Background: Economical and effective vaccines against Streptococcus pneumoniae (pneumococcus) are needed for implementation in poorer countries where the disease burden is highest. Here, we evaluated Lactococcus lactis intracellularly producing the pneumococcal surface protein A (PspA) as a mucosal vaccine in conferring protection against pneumococcal disease.

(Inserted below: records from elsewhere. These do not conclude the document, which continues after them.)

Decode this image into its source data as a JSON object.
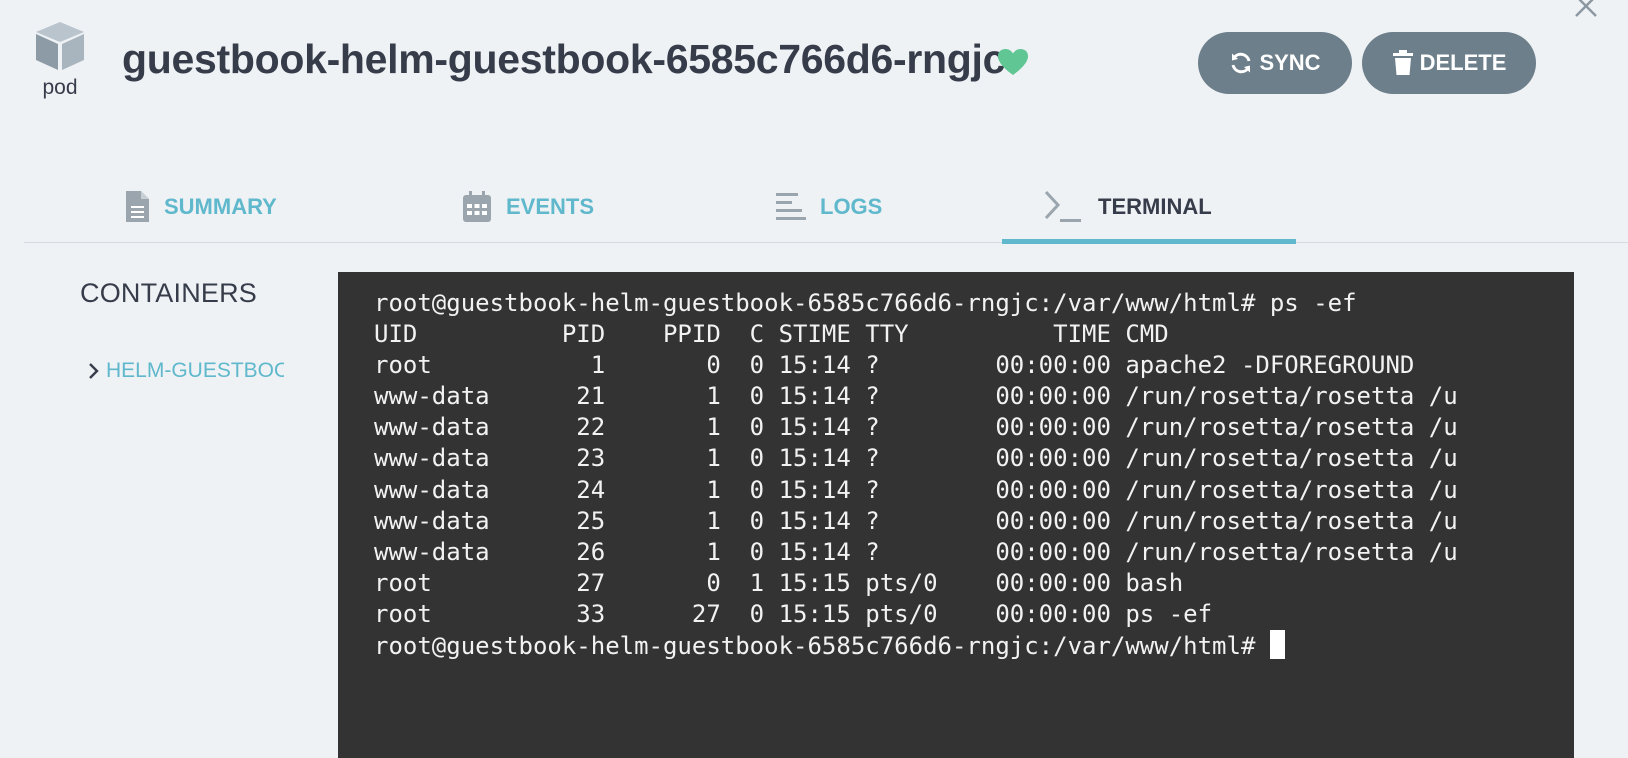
{
  "header": {
    "kind_label": "pod",
    "title": "guestbook-helm-guestbook-6585c766d6-rngjc",
    "health_status": "Healthy",
    "sync_label": "SYNC",
    "delete_label": "DELETE"
  },
  "tabs": [
    {
      "label": "SUMMARY",
      "icon": "file-text-icon",
      "active": false
    },
    {
      "label": "EVENTS",
      "icon": "calendar-icon",
      "active": false
    },
    {
      "label": "LOGS",
      "icon": "logs-icon",
      "active": false
    },
    {
      "label": "TERMINAL",
      "icon": "terminal-icon",
      "active": true
    }
  ],
  "sidebar": {
    "heading": "CONTAINERS",
    "containers": [
      {
        "name": "HELM-GUESTBOOK"
      }
    ]
  },
  "terminal": {
    "lines": [
      "root@guestbook-helm-guestbook-6585c766d6-rngjc:/var/www/html# ps -ef",
      "UID          PID    PPID  C STIME TTY          TIME CMD",
      "root           1       0  0 15:14 ?        00:00:00 apache2 -DFOREGROUND",
      "www-data      21       1  0 15:14 ?        00:00:00 /run/rosetta/rosetta /u",
      "www-data      22       1  0 15:14 ?        00:00:00 /run/rosetta/rosetta /u",
      "www-data      23       1  0 15:14 ?        00:00:00 /run/rosetta/rosetta /u",
      "www-data      24       1  0 15:14 ?        00:00:00 /run/rosetta/rosetta /u",
      "www-data      25       1  0 15:14 ?        00:00:00 /run/rosetta/rosetta /u",
      "www-data      26       1  0 15:14 ?        00:00:00 /run/rosetta/rosetta /u",
      "root          27       0  1 15:15 pts/0    00:00:00 bash",
      "root          33      27  0 15:15 pts/0    00:00:00 ps -ef"
    ],
    "prompt": "root@guestbook-helm-guestbook-6585c766d6-rngjc:/var/www/html# "
  },
  "colors": {
    "accent": "#5fb8cb",
    "health_green": "#5fc694",
    "button_bg": "#6d7f8b",
    "terminal_bg": "#333333",
    "page_bg": "#eef2f5"
  }
}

Methods: Mice were intranasally (inl) immunized with the lactococcal vaccine. Control groups were also immunized with similar amounts of recombinant PspA administered inl or subcutaneously with alum. PspA-specific antibodies in serum samples and lung lavage fluids were measured before challenge in intraperitoneal sepsis and inl respiratory-infection models of pneumococcal disease.
Results: The lactococcal vaccine afforded better protection against respiratory challenge with pneumococcus than did vaccination with purified antigen given inl or by injection with alum. This finding was associated with a shift toward a Th1-mediated immune response characterized by reduced antibody titers to the PspA antigen. In the sepsis model, the lactococcal vaccine afforded resistance to disease on a par with that obtained with the injected vaccine, demonstrating its efficacy against different forms of pneumococcal disease.
Conclusion: Given the safety profile of L. lactis, there is considerable potential to develop a pneumococcal vaccine for use in humans and to broaden this approach to combat other major pathogens.